= Evig Poesi =

Norwegian hip-hop band

Evig Poesi (Norwegian for «eternal poetry») is an Oslo-based Norwegian rap group. The music is influenced by artists such as A Tribe Called Quest, De la Soul and DJ Krush.

Originally a Christian rap group, the members of the group and their beliefs have changed over time, to the point that the group today has lyrics criticising religion and superstition, embracing instead scientific wonder.

Evig Poesi were some of the first to seriously practice emceeing and freestyle sessions in Norwegian.

== History and discography ==
Evig Poesi was founded by rappers Petter Smart (real name Jon Petter Etnestad) and Deep Thought autumn 1998, and was first called MHC. The name quickly changed into Evig Poesi. After a couple of years of rhyme-writing, beat-production, concert-playing and freestyling, the EP Åndelig Føde was released May 2001. DJ Broder T joined the group during the summer of 2001. The Summer 2003, they released their second EP, "Drekka Melk". The video they made of this release got heavy rotation on Norwegian TV-Channels such as NRK, and ZTV. Etnestad began using his new pen name Smart 9000 as a producer, and stopped calling himself Petter Smart.

In January 2006 Evig Poesi released their first full-length album: "I Krig og Kjærlighet", ("In love and war").

After the release the group changed.
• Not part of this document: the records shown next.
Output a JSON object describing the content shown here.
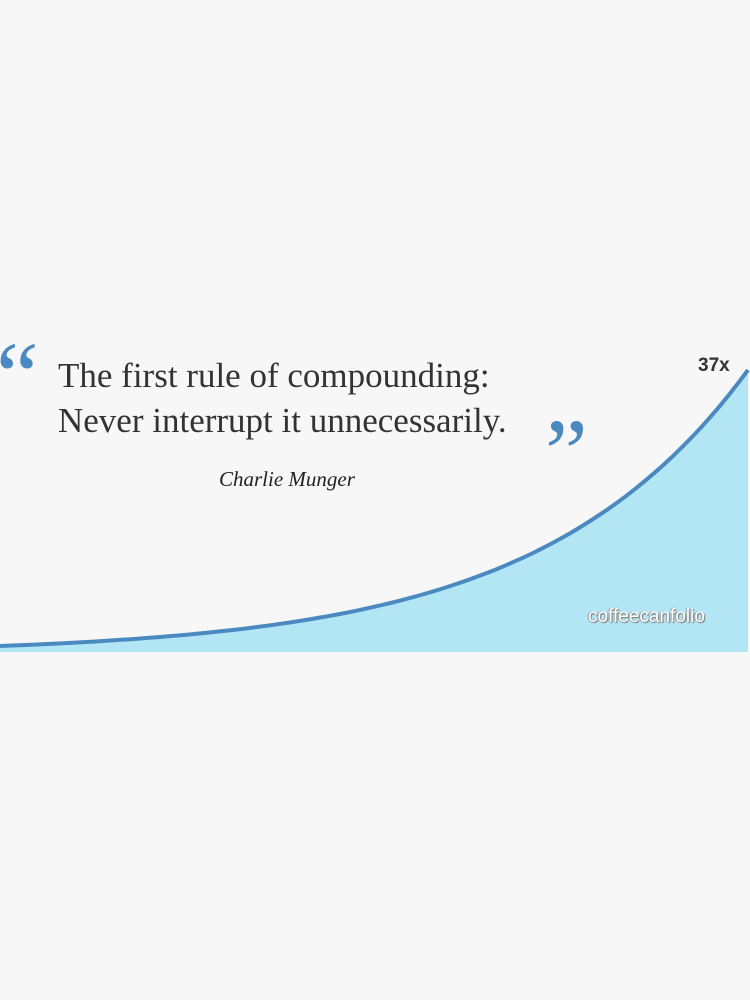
{
  "quote": {
    "line1": "The first rule of compounding:",
    "line2": "Never interrupt it unnecessarily.",
    "open_mark": "“",
    "close_mark": "”",
    "author": "Charlie Munger"
  },
  "growth_label": "37x",
  "watermark": "coffeecanfolio",
  "colors": {
    "curve": "#4a8ac0",
    "fill": "#b3e6f5",
    "background": "#f7f7f7",
    "quote_marks": "#4a8ac0"
  }
}
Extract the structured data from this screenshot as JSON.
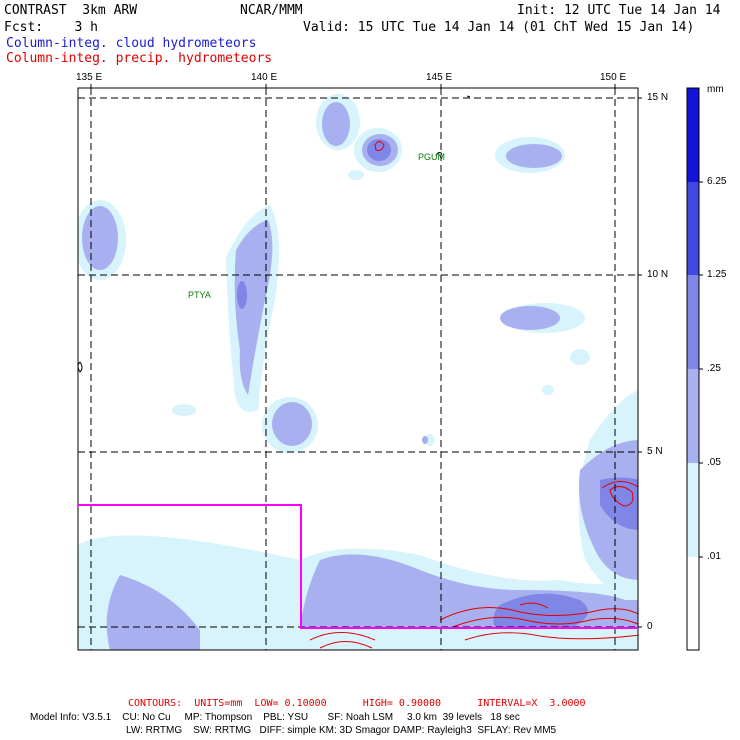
{
  "header": {
    "model": "CONTRAST  3km ARW",
    "org": "NCAR/MMM",
    "init": "Init: 12 UTC Tue 14 Jan 14",
    "fcst": "Fcst:    3 h",
    "valid": "Valid: 15 UTC Tue 14 Jan 14 (01 ChT Wed 15 Jan 14)",
    "field1": "Column-integ. cloud hydrometeors",
    "field2": "Column-integ. precip. hydrometeors"
  },
  "map": {
    "lon_labels": [
      "135 E",
      "140 E",
      "145 E",
      "150 E"
    ],
    "lat_labels": [
      "15 N",
      "10 N",
      "5 N",
      "0"
    ],
    "stations": [
      "PGUM",
      "PTYA"
    ],
    "colors": {
      "frame": "#000000",
      "grid": "#000000",
      "box": "#ff00ff",
      "precip": "#e00000"
    }
  },
  "colorbar": {
    "units": "mm",
    "levels": [
      "6.25",
      "1.25",
      ".25",
      ".05",
      ".01"
    ],
    "colors": [
      "#1414d8",
      "#3f49e0",
      "#7f86e6",
      "#a9b0f0",
      "#d7f3fb",
      "#ffffff"
    ]
  },
  "footer": {
    "contours": "CONTOURS:  UNITS=mm  LOW= 0.10000      HIGH= 0.90000      INTERVAL=X  3.0000",
    "model_info": "Model Info: V3.5.1    CU: No Cu     MP: Thompson    PBL: YSU       SF: Noah LSM     3.0 km  39 levels   18 sec",
    "physics": "LW: RRTMG    SW: RRTMG   DIFF: simple KM: 3D Smagor DAMP: Rayleigh3  SFLAY: Rev MM5"
  }
}
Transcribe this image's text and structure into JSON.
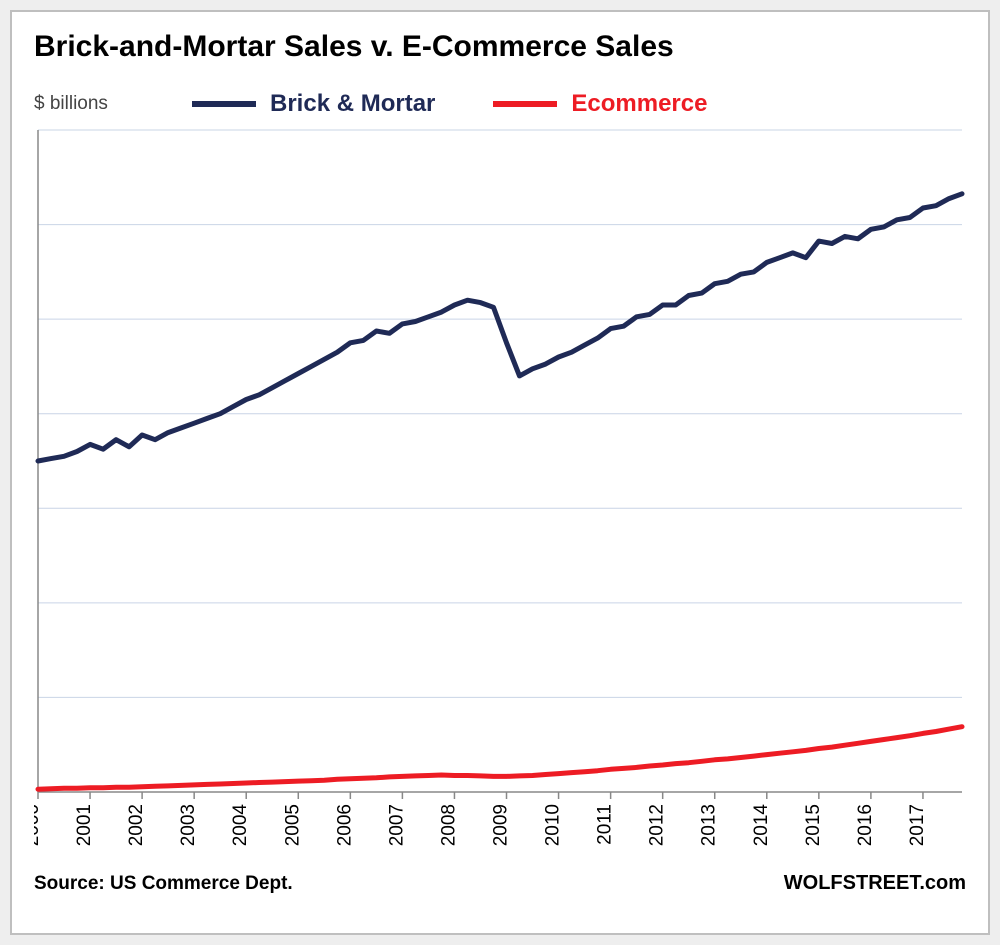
{
  "chart": {
    "type": "line",
    "title": "Brick-and-Mortar Sales v. E-Commerce Sales",
    "y_axis_label": "$ billions",
    "source_label": "Source: US Commerce Dept.",
    "brand": "WOLFSTREET.com",
    "background_color": "#ffffff",
    "outer_background": "#eeeeee",
    "border_color": "#bfbfbf",
    "grid_color": "#c9d4e6",
    "axis_color": "#888888",
    "title_fontsize": 30,
    "label_fontsize": 19,
    "legend_fontsize": 24,
    "tick_fontsize": 19,
    "line_width": 5,
    "x_range": [
      2000,
      2017.75
    ],
    "y_range": [
      0,
      1400
    ],
    "y_gridlines": [
      0,
      200,
      400,
      600,
      800,
      1000,
      1200,
      1400
    ],
    "x_ticks": [
      2000,
      2001,
      2002,
      2003,
      2004,
      2005,
      2006,
      2007,
      2008,
      2009,
      2010,
      2011,
      2012,
      2013,
      2014,
      2015,
      2016,
      2017
    ],
    "legend": {
      "items": [
        {
          "label": "Brick & Mortar",
          "color": "#1f2a56"
        },
        {
          "label": "Ecommerce",
          "color": "#ed1c24"
        }
      ]
    },
    "series": [
      {
        "name": "brick_and_mortar",
        "color": "#1f2a56",
        "x": [
          2000,
          2000.25,
          2000.5,
          2000.75,
          2001,
          2001.25,
          2001.5,
          2001.75,
          2002,
          2002.25,
          2002.5,
          2002.75,
          2003,
          2003.25,
          2003.5,
          2003.75,
          2004,
          2004.25,
          2004.5,
          2004.75,
          2005,
          2005.25,
          2005.5,
          2005.75,
          2006,
          2006.25,
          2006.5,
          2006.75,
          2007,
          2007.25,
          2007.5,
          2007.75,
          2008,
          2008.25,
          2008.5,
          2008.75,
          2009,
          2009.25,
          2009.5,
          2009.75,
          2010,
          2010.25,
          2010.5,
          2010.75,
          2011,
          2011.25,
          2011.5,
          2011.75,
          2012,
          2012.25,
          2012.5,
          2012.75,
          2013,
          2013.25,
          2013.5,
          2013.75,
          2014,
          2014.25,
          2014.5,
          2014.75,
          2015,
          2015.25,
          2015.5,
          2015.75,
          2016,
          2016.25,
          2016.5,
          2016.75,
          2017,
          2017.25,
          2017.5,
          2017.75
        ],
        "y": [
          700,
          705,
          710,
          720,
          735,
          725,
          745,
          730,
          755,
          745,
          760,
          770,
          780,
          790,
          800,
          815,
          830,
          840,
          855,
          870,
          885,
          900,
          915,
          930,
          950,
          955,
          975,
          970,
          990,
          995,
          1005,
          1015,
          1030,
          1040,
          1035,
          1025,
          950,
          880,
          895,
          905,
          920,
          930,
          945,
          960,
          980,
          985,
          1005,
          1010,
          1030,
          1030,
          1050,
          1055,
          1075,
          1080,
          1095,
          1100,
          1120,
          1130,
          1140,
          1130,
          1165,
          1160,
          1175,
          1170,
          1190,
          1195,
          1210,
          1215,
          1235,
          1240,
          1255,
          1265
        ]
      },
      {
        "name": "ecommerce",
        "color": "#ed1c24",
        "x": [
          2000,
          2000.25,
          2000.5,
          2000.75,
          2001,
          2001.25,
          2001.5,
          2001.75,
          2002,
          2002.25,
          2002.5,
          2002.75,
          2003,
          2003.25,
          2003.5,
          2003.75,
          2004,
          2004.25,
          2004.5,
          2004.75,
          2005,
          2005.25,
          2005.5,
          2005.75,
          2006,
          2006.25,
          2006.5,
          2006.75,
          2007,
          2007.25,
          2007.5,
          2007.75,
          2008,
          2008.25,
          2008.5,
          2008.75,
          2009,
          2009.25,
          2009.5,
          2009.75,
          2010,
          2010.25,
          2010.5,
          2010.75,
          2011,
          2011.25,
          2011.5,
          2011.75,
          2012,
          2012.25,
          2012.5,
          2012.75,
          2013,
          2013.25,
          2013.5,
          2013.75,
          2014,
          2014.25,
          2014.5,
          2014.75,
          2015,
          2015.25,
          2015.5,
          2015.75,
          2016,
          2016.25,
          2016.5,
          2016.75,
          2017,
          2017.25,
          2017.5,
          2017.75
        ],
        "y": [
          6,
          7,
          8,
          8,
          9,
          9,
          10,
          10,
          11,
          12,
          13,
          14,
          15,
          16,
          17,
          18,
          19,
          20,
          21,
          22,
          23,
          24,
          25,
          27,
          28,
          29,
          30,
          32,
          33,
          34,
          35,
          36,
          35,
          35,
          34,
          33,
          33,
          34,
          35,
          37,
          39,
          41,
          43,
          45,
          48,
          50,
          52,
          55,
          57,
          60,
          62,
          65,
          68,
          70,
          73,
          76,
          79,
          82,
          85,
          88,
          92,
          95,
          99,
          103,
          107,
          111,
          115,
          119,
          124,
          128,
          133,
          138
        ]
      }
    ]
  }
}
For a while it defined itself as a loose collective of artists and musicians, all connected to the MC/producer Smart 9000. Eventually, Smart 9000 teamed up with new addition André Jensen, and Evig Poesi took the form of a duo. The group's days of preaching Christianity were over.
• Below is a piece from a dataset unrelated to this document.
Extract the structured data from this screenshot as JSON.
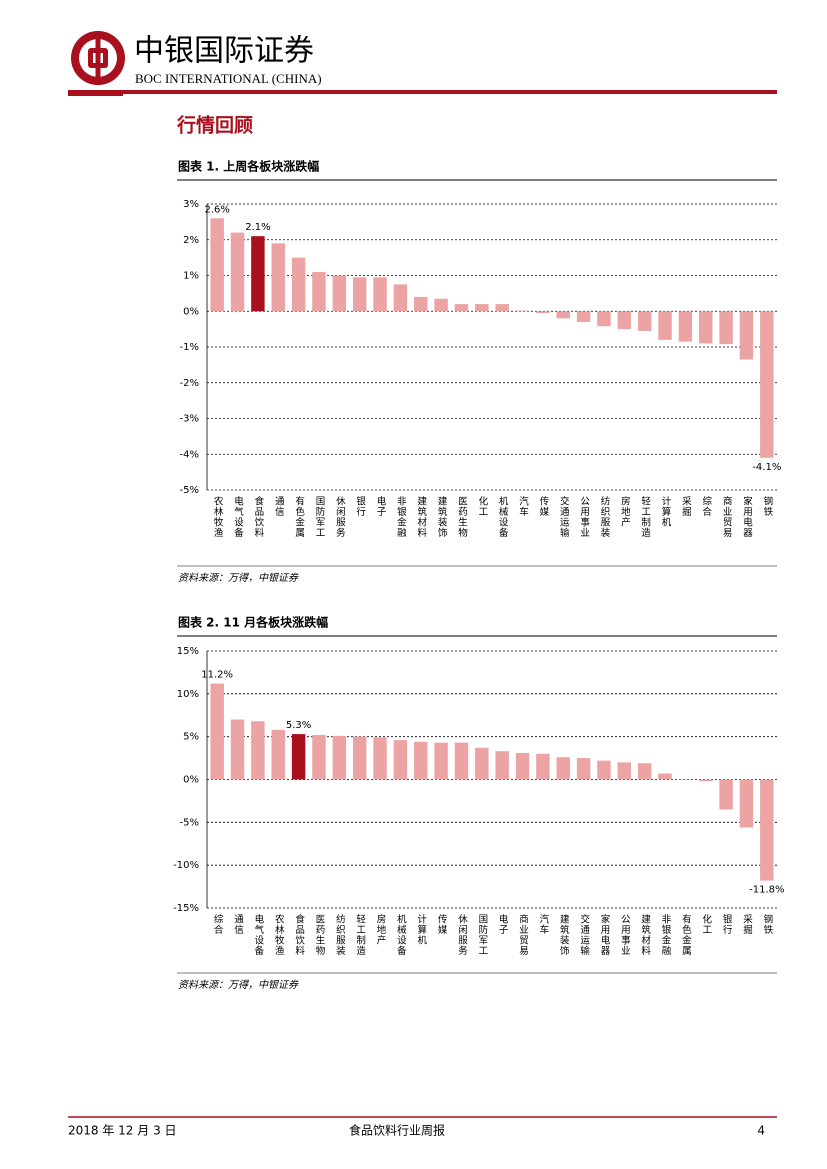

Since then the group has released several albums:

In 2011 they released the album "Verdens Ende" ("The World's End") as Evig Poesi, Conurbia and Definite. This was a collaboration with Trondheim rap duo Conurbia and Oslo based rapper Definite, released on the underground record label Bonsaiety Records. The lead track from the album was "Djevelen i Detaljene" ("The Devil in the Details"), for which Evig Poesi produced their second professional music video.

In 2012 they released the album "Ingenting er Gratis" ("Nothing is Free") on their own, producing music videos for many of the tracks, and deliberately making the entire album freely downloadable (as an ironic wink at the title).

Both current group members (Smart 9000 and André Jensen) have continued making music independently, usually in collaborations with other artists. They have also competed in Norwegian freestyle rap competition "Skeez TV", and made a name for themselves there.